In 2002, Chen made his first, and to-date only, English-language film, Killing Me Softly, a thriller starring Heather Graham and Joseph Fiennes, though it proved to be both a critical and popular disappointment. His more recent Together (2002) is an intimate film about a young violinist and his father. In 2005, he directed The Promise, a fantasy wuxia picture. The Promise saw Chen shifting to a more commercial mindset, a shift regarded by some as a "radical stylistic turn" from his previous works.
In 2006, he was awarded the Lifetime Achievement Award at the 28th Moscow International Film Festival.
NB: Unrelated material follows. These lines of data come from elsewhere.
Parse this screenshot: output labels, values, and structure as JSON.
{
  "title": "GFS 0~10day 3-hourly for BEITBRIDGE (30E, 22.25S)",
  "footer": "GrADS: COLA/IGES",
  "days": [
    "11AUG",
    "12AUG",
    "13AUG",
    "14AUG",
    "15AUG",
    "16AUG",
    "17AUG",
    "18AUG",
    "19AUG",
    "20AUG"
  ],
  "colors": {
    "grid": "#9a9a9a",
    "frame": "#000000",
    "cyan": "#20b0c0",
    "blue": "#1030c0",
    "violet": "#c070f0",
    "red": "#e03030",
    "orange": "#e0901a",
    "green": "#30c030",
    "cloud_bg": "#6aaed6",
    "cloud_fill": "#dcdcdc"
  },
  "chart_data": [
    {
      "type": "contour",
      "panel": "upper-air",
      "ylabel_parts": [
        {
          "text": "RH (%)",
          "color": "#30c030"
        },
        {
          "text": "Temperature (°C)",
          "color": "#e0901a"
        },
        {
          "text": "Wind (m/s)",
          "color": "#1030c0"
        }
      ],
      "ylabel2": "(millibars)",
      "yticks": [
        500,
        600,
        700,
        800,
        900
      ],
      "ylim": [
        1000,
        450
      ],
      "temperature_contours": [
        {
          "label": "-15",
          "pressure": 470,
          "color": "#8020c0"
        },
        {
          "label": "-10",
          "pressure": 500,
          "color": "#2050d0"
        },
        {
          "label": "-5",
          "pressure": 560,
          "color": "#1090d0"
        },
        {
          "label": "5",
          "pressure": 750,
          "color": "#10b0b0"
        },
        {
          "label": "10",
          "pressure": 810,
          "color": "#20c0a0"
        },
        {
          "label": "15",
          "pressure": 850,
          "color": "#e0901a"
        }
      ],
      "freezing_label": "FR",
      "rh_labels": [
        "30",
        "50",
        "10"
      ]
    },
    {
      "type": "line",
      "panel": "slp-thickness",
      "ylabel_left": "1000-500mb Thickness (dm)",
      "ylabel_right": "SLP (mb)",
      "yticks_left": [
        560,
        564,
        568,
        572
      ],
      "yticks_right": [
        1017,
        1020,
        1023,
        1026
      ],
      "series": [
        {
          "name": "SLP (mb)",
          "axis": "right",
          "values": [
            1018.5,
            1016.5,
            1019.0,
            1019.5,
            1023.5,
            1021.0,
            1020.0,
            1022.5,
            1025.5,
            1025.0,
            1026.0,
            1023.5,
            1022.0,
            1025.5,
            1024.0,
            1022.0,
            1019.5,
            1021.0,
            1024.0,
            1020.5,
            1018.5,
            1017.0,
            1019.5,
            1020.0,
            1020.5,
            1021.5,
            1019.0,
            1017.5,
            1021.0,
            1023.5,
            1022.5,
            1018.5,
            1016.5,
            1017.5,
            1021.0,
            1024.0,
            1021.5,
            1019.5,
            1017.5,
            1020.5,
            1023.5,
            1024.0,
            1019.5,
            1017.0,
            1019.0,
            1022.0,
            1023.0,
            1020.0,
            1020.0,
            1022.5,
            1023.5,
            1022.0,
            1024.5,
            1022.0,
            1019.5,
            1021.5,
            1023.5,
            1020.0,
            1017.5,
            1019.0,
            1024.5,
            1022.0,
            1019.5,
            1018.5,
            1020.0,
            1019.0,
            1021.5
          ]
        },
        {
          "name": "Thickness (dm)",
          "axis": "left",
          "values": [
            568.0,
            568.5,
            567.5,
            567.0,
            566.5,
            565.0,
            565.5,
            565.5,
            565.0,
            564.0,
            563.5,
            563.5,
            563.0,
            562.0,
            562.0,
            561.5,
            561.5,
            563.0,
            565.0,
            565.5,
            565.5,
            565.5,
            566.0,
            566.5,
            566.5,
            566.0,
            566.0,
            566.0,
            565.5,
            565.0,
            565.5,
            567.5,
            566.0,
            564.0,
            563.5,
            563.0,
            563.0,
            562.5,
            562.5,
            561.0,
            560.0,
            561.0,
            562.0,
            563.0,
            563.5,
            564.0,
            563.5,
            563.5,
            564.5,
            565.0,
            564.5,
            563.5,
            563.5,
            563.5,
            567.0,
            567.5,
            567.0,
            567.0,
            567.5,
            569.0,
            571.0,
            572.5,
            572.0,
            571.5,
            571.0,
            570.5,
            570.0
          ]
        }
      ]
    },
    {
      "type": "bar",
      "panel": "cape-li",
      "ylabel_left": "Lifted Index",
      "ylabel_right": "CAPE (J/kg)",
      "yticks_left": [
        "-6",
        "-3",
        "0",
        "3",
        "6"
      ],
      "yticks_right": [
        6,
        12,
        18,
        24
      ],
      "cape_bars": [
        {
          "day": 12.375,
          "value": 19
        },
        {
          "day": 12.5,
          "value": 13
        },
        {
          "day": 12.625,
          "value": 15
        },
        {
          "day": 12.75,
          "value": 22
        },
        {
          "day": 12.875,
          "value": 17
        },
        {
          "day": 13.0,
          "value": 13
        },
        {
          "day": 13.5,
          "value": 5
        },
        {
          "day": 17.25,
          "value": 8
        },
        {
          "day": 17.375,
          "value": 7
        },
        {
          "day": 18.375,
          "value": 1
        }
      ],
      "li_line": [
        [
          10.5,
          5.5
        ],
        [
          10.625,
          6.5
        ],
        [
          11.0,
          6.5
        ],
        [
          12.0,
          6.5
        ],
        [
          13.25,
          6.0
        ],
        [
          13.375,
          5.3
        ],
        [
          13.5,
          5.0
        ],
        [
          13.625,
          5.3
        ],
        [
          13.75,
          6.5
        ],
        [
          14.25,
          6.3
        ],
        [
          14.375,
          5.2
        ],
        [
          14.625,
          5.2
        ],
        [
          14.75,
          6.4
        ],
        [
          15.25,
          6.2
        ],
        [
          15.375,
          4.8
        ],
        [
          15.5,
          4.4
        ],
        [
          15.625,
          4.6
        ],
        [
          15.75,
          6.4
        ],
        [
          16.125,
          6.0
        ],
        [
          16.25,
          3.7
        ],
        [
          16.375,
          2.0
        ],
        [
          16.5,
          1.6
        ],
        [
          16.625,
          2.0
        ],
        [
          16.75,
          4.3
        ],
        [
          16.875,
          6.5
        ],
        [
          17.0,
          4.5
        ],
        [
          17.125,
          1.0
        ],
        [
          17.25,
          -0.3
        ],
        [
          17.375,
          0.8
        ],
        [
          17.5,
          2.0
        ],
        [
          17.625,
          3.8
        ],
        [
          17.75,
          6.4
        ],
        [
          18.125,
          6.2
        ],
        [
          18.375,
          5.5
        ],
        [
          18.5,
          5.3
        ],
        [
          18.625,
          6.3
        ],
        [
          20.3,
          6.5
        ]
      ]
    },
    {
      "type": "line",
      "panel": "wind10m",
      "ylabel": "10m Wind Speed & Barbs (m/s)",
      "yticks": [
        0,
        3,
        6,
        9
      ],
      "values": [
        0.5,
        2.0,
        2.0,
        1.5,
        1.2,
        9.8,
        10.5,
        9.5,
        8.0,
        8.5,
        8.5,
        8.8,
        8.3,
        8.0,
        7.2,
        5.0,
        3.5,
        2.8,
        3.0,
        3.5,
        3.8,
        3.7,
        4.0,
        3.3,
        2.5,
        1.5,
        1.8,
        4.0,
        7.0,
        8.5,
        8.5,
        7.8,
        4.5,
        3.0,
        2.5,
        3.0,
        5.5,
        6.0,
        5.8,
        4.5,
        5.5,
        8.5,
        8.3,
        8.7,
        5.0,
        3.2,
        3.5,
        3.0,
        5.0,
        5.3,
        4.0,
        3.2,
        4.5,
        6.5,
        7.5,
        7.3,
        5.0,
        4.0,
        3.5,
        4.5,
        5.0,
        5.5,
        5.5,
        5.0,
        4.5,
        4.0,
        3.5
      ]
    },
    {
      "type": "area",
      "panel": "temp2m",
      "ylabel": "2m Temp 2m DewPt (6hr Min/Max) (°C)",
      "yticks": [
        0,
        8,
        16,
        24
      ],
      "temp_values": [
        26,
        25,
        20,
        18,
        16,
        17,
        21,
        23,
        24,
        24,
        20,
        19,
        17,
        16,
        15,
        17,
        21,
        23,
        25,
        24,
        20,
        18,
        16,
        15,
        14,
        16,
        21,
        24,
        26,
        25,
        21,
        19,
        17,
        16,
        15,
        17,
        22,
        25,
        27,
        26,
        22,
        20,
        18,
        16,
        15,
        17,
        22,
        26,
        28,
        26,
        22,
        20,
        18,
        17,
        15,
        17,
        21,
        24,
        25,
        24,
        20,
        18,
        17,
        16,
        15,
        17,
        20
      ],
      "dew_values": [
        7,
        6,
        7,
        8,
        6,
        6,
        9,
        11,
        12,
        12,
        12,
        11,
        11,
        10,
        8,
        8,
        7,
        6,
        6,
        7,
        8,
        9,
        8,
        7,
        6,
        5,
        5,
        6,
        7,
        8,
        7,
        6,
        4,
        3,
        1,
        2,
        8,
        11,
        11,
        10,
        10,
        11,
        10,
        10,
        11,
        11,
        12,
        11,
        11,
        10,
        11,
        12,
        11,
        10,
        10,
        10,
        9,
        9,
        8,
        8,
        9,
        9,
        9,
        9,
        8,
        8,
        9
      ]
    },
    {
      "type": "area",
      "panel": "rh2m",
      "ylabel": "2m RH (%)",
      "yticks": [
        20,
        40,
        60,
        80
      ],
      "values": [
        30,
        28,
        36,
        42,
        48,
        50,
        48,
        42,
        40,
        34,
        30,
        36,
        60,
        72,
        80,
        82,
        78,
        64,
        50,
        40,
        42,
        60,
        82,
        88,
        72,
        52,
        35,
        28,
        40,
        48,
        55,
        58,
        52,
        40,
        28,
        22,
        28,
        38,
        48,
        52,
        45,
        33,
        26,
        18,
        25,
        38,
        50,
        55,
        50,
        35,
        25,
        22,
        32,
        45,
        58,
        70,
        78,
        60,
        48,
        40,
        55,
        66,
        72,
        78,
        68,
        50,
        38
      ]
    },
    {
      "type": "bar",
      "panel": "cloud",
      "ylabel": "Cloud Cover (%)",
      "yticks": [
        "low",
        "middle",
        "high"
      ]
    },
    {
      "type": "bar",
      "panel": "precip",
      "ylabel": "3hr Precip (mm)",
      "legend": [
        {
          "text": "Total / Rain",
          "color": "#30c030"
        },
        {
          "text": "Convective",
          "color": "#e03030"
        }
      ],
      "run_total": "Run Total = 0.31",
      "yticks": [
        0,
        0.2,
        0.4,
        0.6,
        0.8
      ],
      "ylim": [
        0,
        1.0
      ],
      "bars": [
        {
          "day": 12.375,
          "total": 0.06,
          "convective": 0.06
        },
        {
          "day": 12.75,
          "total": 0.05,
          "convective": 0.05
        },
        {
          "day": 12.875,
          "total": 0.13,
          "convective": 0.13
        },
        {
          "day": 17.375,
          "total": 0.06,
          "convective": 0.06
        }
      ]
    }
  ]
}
In 2008, Chen directed the semi-biography Forever Enthralled, which is a return for him in the sense of directing a film based on Chinese opera. He later went on to direct Sacrifice (2010), which is a re-imagining of the famous play The Orphan of Zhao. The film was a box-office hit and many critics saw it as his "return to form".
Chen has also acted in several films, including Bertolucci's The Last Emperor (1987) and his own The Emperor and the Assassin and Together.
His 2012 film Caught in the Web was selected as the Chinese entry for the Best Foreign Language Oscar at the 85th Academy Awards, but it did not make the final shortlist.
Personal life
Chen's first wife was Sun Jialin (孙加林), whom he met while working at the Beijing Film Factory, between 1975 and 1978; they married in 1983. He later married Hong Huang, the daughter of Zhang Hanzhi, a diplomat who had worked as an English translator for Mao Zedong. She graduated from Vassar College in New York and is the current, CEO of China Interactive Media Group. In the early 1990s, after their divorce, Chen lived with Ni Ping, a female television personality. In 1996, Chen married actress Chen Hong.
Chen Kaige is holder of green card to the United States.